The bill’s passage is welcome news for the thousands of first responders suffering from illnesses. But the contentious and labored debate over providing health care for sick and dying heroes certainly does not bode well for future efforts to improve the safety of “regular” workers.
Congressional Democrats failed to pass the Robert C. Byrd Miner Safety and Health Act (H.R. 5663), which would have addressed both mine and nonmine safety and health through increased penalties, greater whistleblower protections and more.
To win support of Republicans who earlier objected to including nonmine safety language in a mine safety bill, Rep. George Miller (D-CA) on Dec. 3 introduced the Robert C. Byrd Mine Safety Protection Act (H.R. 6495), near-identical legislation stripped of Occupational Safety and Health Act reforms. In a Dec. 8 vote, the bill failed to garner the necessary two-thirds majority.

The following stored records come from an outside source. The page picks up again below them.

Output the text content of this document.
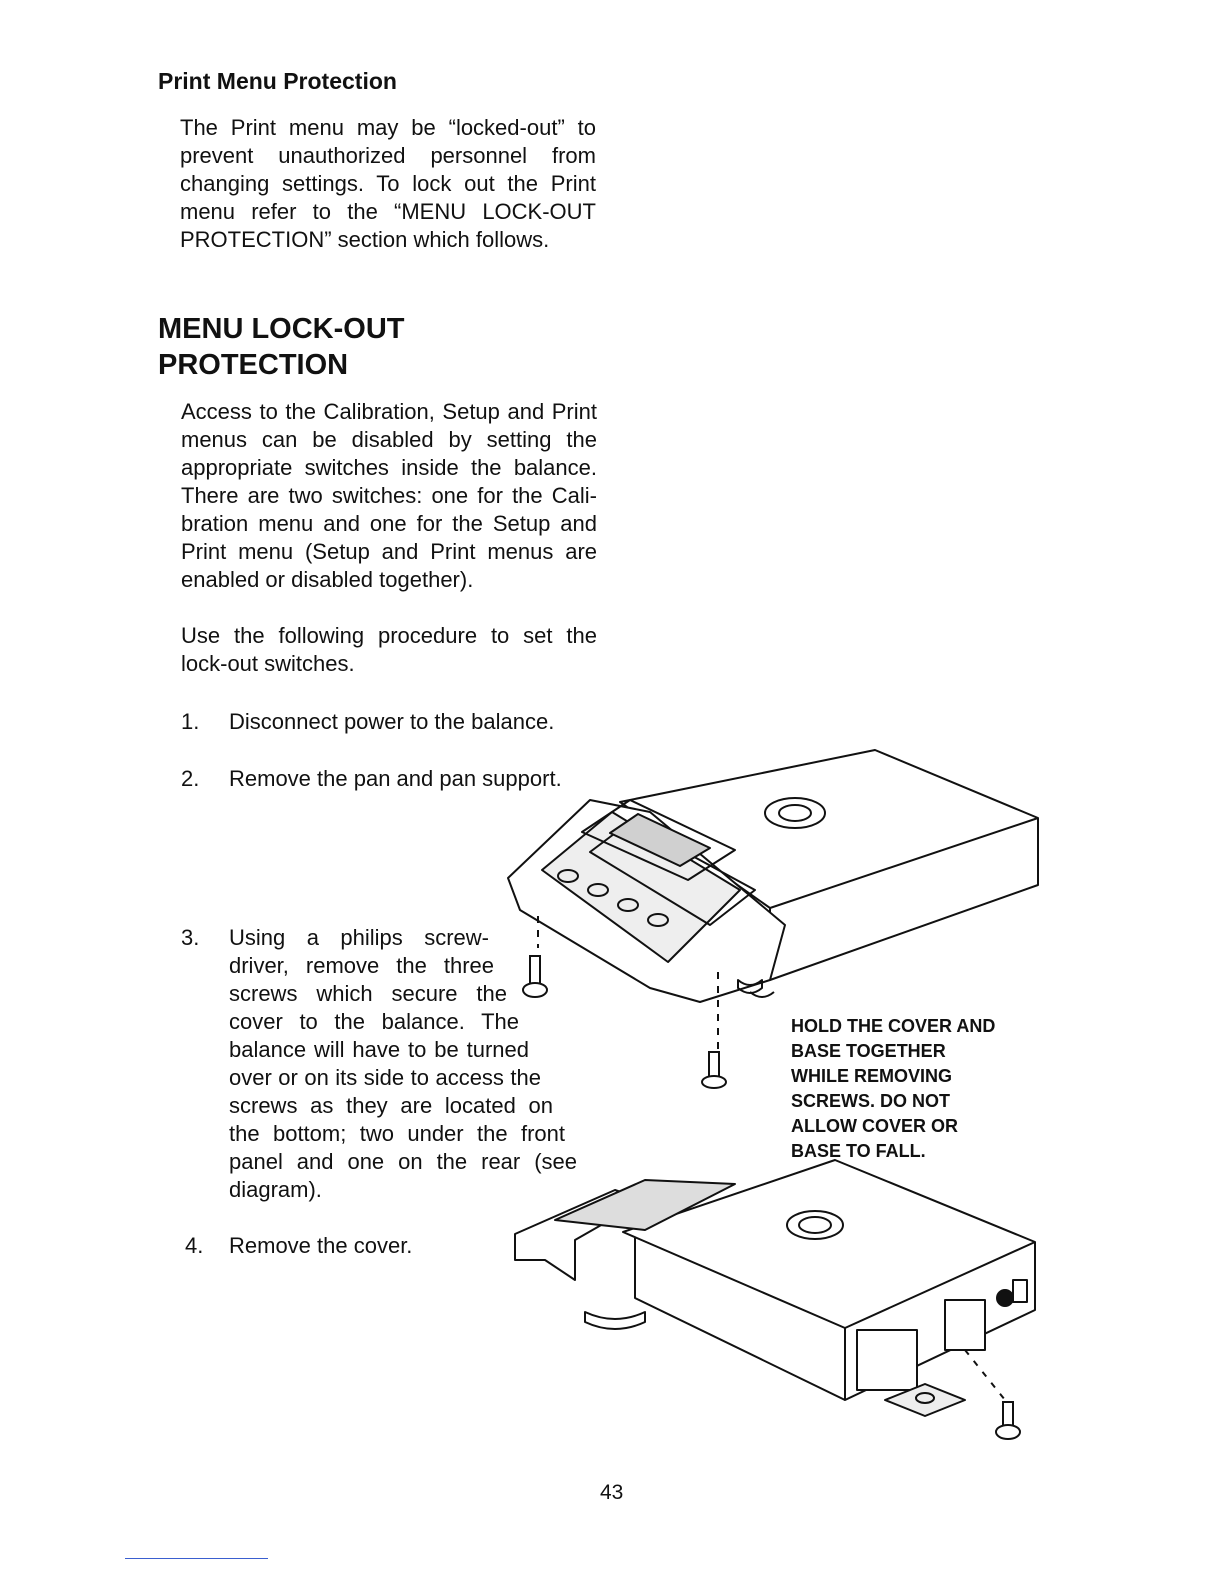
Print Menu Protection
The Print menu may be “locked-out” to
prevent unauthorized personnel from
changing settings. To lock out the Print
menu refer to the “MENU LOCK-OUT
PROTECTION” section which follows.
MENU LOCK-OUT
PROTECTION
Access to the Calibration, Setup and Print
menus can be disabled by setting the
appropriate switches inside the balance.
There are two switches: one for the Cali-
bration menu and one for the Setup and
Print menu (Setup and Print menus are
enabled or disabled together).
Use the following procedure to set the
lock-out switches.
1.	Disconnect power to the balance.
2.	Remove the pan and pan support.
3.	Using a philips screw-
driver, remove the three
screws which secure the
cover to the balance. The
balance will have to be turned
over or on its side to access the
screws as they are located on
the bottom; two under the front
panel and one on the rear (see
diagram).
4.	Remove the cover.
HOLD THE COVER AND
BASE TOGETHER
WHILE REMOVING
SCREWS. DO NOT
ALLOW COVER OR
BASE TO FALL.
43
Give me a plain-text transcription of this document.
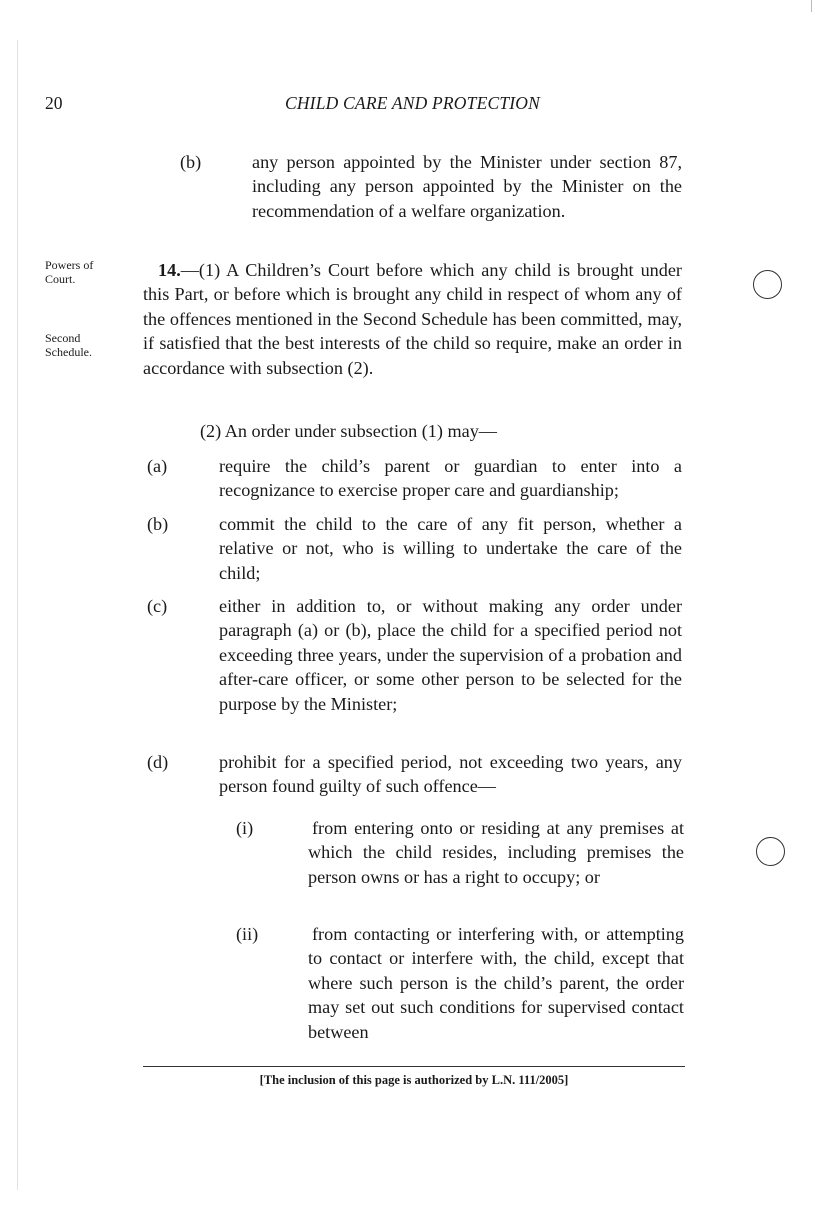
20	CHILD CARE AND PROTECTION
Powers of Court.
Second Schedule.

(b)	any person appointed by the Minister under section 87, including any person appointed by the Minister on the recommendation of a welfare organization.

14.—(1) A Children’s Court before which any child is brought under this Part, or before which is brought any child in respect of whom any of the offences mentioned in the Second Schedule has been committed, may, if satisfied that the best interests of the child so require, make an order in accordance with subsection (2).

(2) An order under subsection (1) may—

(a)	require the child’s parent or guardian to enter into a recognizance to exercise proper care and guardianship;

(b)	commit the child to the care of any fit person, whether a relative or not, who is willing to undertake the care of the child;

(c)	either in addition to, or without making any order under paragraph (a) or (b), place the child for a specified period not exceeding three years, under the supervision of a probation and after-care officer, or some other person to be selected for the purpose by the Minister;

(d)	prohibit for a specified period, not exceeding two years, any person found guilty of such offence—

(i)	from entering onto or residing at any premises at which the child resides, including premises the person owns or has a right to occupy; or

(ii)	from contacting or interfering with, or attempting to contact or interfere with, the child, except that where such person is the child’s parent, the order may set out such conditions for supervised contact between

[The inclusion of this page is authorized by L.N. 111/2005]
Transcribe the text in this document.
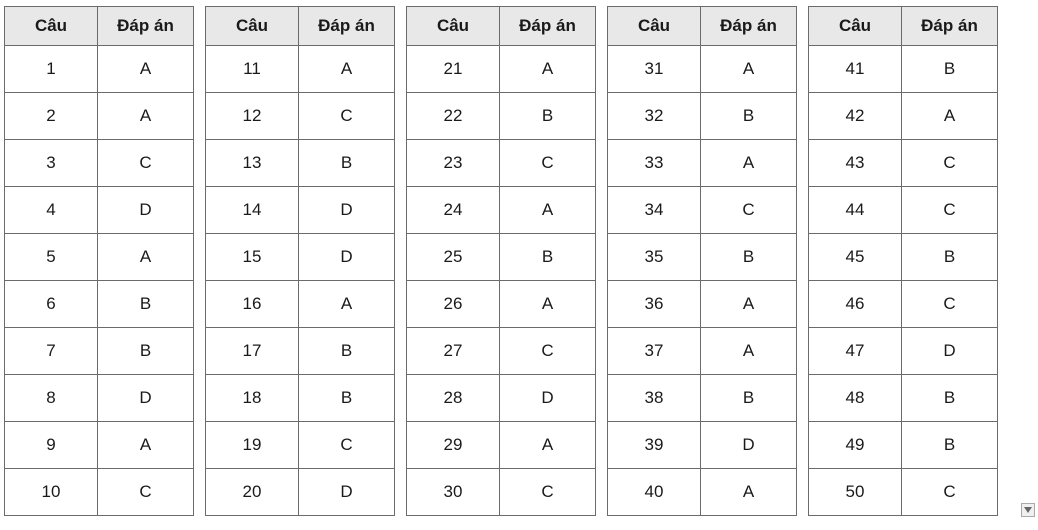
Câu	Đáp án
1	A
2	A
3	C
4	D
5	A
6	B
7	B
8	D
9	A
10	C
Câu	Đáp án
11	A
12	C
13	B
14	D
15	D
16	A
17	B
18	B
19	C
20	D
Câu	Đáp án
21	A
22	B
23	C
24	A
25	B
26	A
27	C
28	D
29	A
30	C
Câu	Đáp án
31	A
32	B
33	A
34	C
35	B
36	A
37	A
38	B
39	D
40	A
Câu	Đáp án
41	B
42	A
43	C
44	C
45	B
46	C
47	D
48	B
49	B
50	C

“We do not believe it is possible to effectively respond to the worst mining disaster in 40 years without a full understanding of its causes,” Rep. John Kline (R-MN) said in a statement.
But the basic mining safety improvements of this bill – which included more whistleblower protections, additional enforcement tools and stronger penalties – were debated for eight months before the vote, longer than the time spent nearly five years ago on the Mine Improvement and New Emergency Response Act.
Coming after the 2006 Sago Mine tragedy, the MINER Act became law less than one month after its mid-May introduction. Another year passed before the Mine Safety and Health Administration issued its report on the Sago explosion.
The speed in which the new mine safety bill was advancing was not Kline’s only concern. The senator called the bill “flawed,” said it had fallen victim to partisan politics, and suggested the solution was not stronger regulations or whistleblower protections but greater scrutiny of MSHA.
This goes against Miller’s point of view: Miners are only kept safe by the law, which currently is too weak to deter some operators and owners from violating it – making his legislation necessary. “Unfortunately, there are still mine owners in this day and age who insist that they have a right to violate that law,” Miller said on the House floor. “Today, if you do it, you get a slap on the wrist. Pass this law and it’s a felony.”
With Republicans controlling the House and having a stronger minority in the Senate during the 112th Congress, Miller and others pushing for new worker safety legislation might have to wait a little longer to get their way or, like Gillibrand and Schumer, be willing to negotiate for something less than ideal.